Wednesday, July 20, 2022

Wildcat benefit at AMP, Covent Garden (1974) - with Charlie Gillett and members of Henry Cow


I am always interested in the social/cultural/musical life of radical scenes, here's a report of a London benefit night for the mid 1970s anarchist/libertarian left paper 'Wildcat' (no direct connection to 1980s ultra-left paper I believe). This report is from issue no.2 of the paper, October 1974. Sounds like an interesting line up including music from Lindsay Cooper and Fred Frith from Henry Cow with flautist Clive Bell, and DJing from Charlie Gillett and 'Pete's disco'. All this plus a performance from General Will, a radical theatre company that started out in Bradford and whose members included Brian Hibbard, later lead singer with the Flying Pickets.


The event took place at the Art Meeting Place, which I believe to have been at 48 Earlham Street, Covent Garden. It opened in 1974 and Cosey Fanni Tutti and Genesis P. Orridge were involved with it - indeed they first used the name Throbbing Gristle there. Cosey describes it in her book 'Art Sex Music' (2017):

'The shift in direction to COUM being mainly me and Gen also coincided with my leaving full-time work and connecting with other artists at the Art Meeting Place... AMP, as it was known, was set up by John Sharkey (along with others) in one of the buildings left vacant from the relocation of the Covent Garden fruit, veg and flower market. Other buildings had also been opportunistically acquired by activists for use as community centres and alternative arts spaces. AMP was a kind of Arts Lab that provided free facilities for artists across the spectrum - musicians, poets, film-makers - and was run by the artists themselves, with open meetings every week, exhibitions and performances. Me and Gen became regulars there, using their resources and trying out ideas in the available spaces-  as did Anish Kapoor, Carolee Schneemann, John Latham, David Medalla, David Toop and Susan Hiller among others.

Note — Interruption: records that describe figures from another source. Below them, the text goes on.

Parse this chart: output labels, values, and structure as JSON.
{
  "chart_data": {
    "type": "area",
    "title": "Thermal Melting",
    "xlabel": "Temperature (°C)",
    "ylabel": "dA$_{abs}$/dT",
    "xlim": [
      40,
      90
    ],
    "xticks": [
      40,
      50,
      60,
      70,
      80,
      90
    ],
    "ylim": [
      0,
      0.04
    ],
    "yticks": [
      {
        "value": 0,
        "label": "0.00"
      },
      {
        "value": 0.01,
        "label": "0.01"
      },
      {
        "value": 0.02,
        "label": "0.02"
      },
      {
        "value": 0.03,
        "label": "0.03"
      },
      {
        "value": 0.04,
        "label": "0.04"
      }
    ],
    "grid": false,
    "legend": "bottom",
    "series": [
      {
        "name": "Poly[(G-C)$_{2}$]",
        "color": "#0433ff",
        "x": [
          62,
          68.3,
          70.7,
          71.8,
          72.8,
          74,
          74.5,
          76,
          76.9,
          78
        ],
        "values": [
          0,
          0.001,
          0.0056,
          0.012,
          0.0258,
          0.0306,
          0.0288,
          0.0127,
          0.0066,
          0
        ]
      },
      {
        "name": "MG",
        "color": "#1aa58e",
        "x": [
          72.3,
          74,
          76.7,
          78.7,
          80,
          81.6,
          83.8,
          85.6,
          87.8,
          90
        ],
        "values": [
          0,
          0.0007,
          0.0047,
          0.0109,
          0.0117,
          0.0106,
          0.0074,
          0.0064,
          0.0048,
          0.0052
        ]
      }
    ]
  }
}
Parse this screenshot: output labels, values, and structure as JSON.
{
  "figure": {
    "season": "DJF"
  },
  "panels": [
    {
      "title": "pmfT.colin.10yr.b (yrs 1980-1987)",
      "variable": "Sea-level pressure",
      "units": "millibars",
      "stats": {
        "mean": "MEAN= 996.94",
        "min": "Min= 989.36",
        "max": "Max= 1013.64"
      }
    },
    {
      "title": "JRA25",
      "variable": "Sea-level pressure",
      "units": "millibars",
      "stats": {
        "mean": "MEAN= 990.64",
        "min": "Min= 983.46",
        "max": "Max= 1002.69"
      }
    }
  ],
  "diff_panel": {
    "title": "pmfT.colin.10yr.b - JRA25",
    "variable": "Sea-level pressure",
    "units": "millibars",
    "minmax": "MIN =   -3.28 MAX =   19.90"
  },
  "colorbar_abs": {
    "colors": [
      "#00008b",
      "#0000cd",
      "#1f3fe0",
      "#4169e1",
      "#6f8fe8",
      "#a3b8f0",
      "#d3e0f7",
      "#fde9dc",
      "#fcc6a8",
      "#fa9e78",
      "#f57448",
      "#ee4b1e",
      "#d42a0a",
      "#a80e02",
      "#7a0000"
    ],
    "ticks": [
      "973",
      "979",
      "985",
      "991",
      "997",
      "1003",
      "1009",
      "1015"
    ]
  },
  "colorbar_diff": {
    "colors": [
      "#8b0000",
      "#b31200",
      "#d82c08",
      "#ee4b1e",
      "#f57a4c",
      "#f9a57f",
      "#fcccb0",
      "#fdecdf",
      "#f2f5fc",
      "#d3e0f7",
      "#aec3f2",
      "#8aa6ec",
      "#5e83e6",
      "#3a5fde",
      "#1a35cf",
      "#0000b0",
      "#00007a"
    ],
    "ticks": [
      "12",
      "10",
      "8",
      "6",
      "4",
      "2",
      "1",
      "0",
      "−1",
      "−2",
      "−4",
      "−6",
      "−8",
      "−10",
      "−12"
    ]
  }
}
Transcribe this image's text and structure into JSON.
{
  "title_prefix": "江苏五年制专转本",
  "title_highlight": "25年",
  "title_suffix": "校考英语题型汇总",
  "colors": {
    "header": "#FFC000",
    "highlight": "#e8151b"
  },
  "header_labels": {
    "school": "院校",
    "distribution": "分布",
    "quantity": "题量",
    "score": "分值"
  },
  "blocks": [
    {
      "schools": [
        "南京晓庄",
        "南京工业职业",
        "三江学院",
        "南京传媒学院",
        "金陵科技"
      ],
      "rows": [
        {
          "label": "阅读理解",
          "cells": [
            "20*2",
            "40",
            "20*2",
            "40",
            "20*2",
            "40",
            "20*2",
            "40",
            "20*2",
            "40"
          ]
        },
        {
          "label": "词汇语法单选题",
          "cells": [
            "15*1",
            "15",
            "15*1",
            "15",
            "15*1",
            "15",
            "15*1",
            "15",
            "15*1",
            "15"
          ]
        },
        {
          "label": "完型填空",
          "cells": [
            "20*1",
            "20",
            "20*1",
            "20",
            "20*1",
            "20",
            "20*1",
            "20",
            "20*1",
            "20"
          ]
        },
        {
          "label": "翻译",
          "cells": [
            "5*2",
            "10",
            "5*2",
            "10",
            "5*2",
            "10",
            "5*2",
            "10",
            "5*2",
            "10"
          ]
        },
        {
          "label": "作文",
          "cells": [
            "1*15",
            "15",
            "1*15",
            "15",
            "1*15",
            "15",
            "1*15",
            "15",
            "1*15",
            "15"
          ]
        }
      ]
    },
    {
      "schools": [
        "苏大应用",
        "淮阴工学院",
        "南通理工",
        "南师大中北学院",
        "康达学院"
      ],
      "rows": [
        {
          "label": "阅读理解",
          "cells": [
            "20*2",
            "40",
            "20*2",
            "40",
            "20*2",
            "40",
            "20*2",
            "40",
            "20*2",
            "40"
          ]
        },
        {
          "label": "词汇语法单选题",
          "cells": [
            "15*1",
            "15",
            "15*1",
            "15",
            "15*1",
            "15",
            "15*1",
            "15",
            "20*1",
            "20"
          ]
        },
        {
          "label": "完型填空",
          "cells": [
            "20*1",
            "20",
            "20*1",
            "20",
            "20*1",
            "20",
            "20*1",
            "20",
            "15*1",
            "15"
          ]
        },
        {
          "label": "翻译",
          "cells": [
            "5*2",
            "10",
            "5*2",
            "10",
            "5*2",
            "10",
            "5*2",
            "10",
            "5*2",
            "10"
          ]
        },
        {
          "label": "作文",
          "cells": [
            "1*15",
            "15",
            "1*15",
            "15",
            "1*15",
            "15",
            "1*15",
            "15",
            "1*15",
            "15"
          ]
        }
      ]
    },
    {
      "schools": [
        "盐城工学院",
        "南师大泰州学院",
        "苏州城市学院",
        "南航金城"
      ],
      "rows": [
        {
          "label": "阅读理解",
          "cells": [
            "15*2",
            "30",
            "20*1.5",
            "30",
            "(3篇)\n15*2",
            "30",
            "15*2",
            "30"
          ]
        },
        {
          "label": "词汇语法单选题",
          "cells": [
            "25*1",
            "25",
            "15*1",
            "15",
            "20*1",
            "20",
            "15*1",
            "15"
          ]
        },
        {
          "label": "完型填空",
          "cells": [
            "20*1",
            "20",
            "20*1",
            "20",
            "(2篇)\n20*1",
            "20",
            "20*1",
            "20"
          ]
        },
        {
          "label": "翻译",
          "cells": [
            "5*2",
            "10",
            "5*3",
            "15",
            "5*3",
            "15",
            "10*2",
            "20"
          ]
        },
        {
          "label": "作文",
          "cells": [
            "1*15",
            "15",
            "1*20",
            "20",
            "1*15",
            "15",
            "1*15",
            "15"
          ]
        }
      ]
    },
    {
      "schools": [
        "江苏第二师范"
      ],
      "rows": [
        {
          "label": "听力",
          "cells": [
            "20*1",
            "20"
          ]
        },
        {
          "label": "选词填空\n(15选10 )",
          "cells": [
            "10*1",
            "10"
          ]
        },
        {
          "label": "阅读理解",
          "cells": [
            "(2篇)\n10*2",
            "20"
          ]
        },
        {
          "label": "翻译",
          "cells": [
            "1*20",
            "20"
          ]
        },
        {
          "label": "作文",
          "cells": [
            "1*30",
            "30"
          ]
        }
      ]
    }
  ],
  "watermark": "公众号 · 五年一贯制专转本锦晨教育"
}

Participating in the meetings was always interesting, watching people getting antsy with each other over art or politics, or art being a political act, feminism and Marxism. Some people had great ideas and ideals to uphold but there were time-wasters whose posturing made me angry and I got the sense that they didn't fully appreciate what an amazing thing AMP was'.


Flyer for 'Tracking' - performance and films by American artist Carolee Schneemann at the Artists Meeting Place in June 1974.